Sgt. Bowe Bergdhal’s capture and the merits of the trade that resulted in his freedom remained under scrutiny on Sunday, as the administration continues to defend the decision.
"What I know today is what the President of the United States knows. That it would have been offensive and incomprehensible to consciously leave an American behind, no matter what, to leave an American behind in the hands of people who would torture him, cut off his head, do any number of things, and we would consciously choose to do that. That’s the other side of this equation. I don’t think anyone would, that’s the appropriate thing to do," said Secretary of State John Kerry on CNN’s "State of the Union."
Lawmakers noted that the Taliban 5 are dangerous criminals with connections to terrorists who may not be monitored in Qatar.
"I think we should do everything we can in our power to win the release of any American being held, but not at the expense of the lives and well being of their fellow service men and women," said Sen. John McCain (R., Ariz.) on "State of the Union."
"Qatar is not renowned for its ability to keep things in security. We know that 30 percent of those who were released from Guantanamo before have re-entered the fight," McCain said. "These people are in the leadership. They are the ones who are dedicated, the hardest of hardcore, and by the way, they became a lot harder after their years in Guantanamo. … That's why Leon Panetta, that's why so many other members of Congress oppose this deal."
When asked if she feared the deal would put other Americans in danger, Sen. Dianne Feinstein (D., Calif.), chairman of the Senate Intelligence Committee, said she did not know whether the deal endangered others.
"It's hard to be comfortable when you really haven't been briefed on the intricacies of carrying out this agreement," said Feinstein on CBS’s "Face the Nation.
Rep. Mike Rogers (R., Mich.) contended that this deal was not the only option available to the United States, but now that it’s done there are broader, more serious ramifications.
"The focus has been: is one soldier worth it, not worth it? I think that completely misses the problem here. This is a huge, regional problem for the United States now. … This was the wrong message at the wrong time," said Rogers on ABC’s "This Week."
"[The Taliban 5’s] real value in the next 51 weeks is propaganda by the Taliban," Rogers said. "They can meet with Taliban political leaders in Qatar, they can have family members travel to Qatar, back through Pakistan and Afghanistan. We believe that's an opportunity for a courier network to get them prepared for what's next. They're smart enough to know better.
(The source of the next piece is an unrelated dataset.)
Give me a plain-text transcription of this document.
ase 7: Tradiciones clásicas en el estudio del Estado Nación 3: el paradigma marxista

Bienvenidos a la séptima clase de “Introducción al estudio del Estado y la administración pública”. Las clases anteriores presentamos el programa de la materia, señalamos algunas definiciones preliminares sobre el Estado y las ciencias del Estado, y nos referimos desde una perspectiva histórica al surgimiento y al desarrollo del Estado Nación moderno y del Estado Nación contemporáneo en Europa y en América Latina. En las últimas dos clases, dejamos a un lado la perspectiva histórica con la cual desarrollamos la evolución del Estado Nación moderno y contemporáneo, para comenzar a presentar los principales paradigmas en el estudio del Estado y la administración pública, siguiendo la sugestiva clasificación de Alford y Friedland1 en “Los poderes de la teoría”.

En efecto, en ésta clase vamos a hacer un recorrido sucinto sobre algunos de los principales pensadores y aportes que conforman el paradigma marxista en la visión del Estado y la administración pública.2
It allows them to prepare for what's next and that's going to be to join the fight."
Feinstein is also worried about the behavior of these five hardened terrorists once they are free.
"I heard John Kerry this morning say, ‘don’t worry about them in Doha,’ you can’t help but worry about them in Doha and we have no information on how the United States is actually going to see that they remain in Doha, that they make no comments, that they do no agitation, and another rumor is that one Taliban has apparently said that he would return to the battle field. So it’s a mixed bag at best," she said.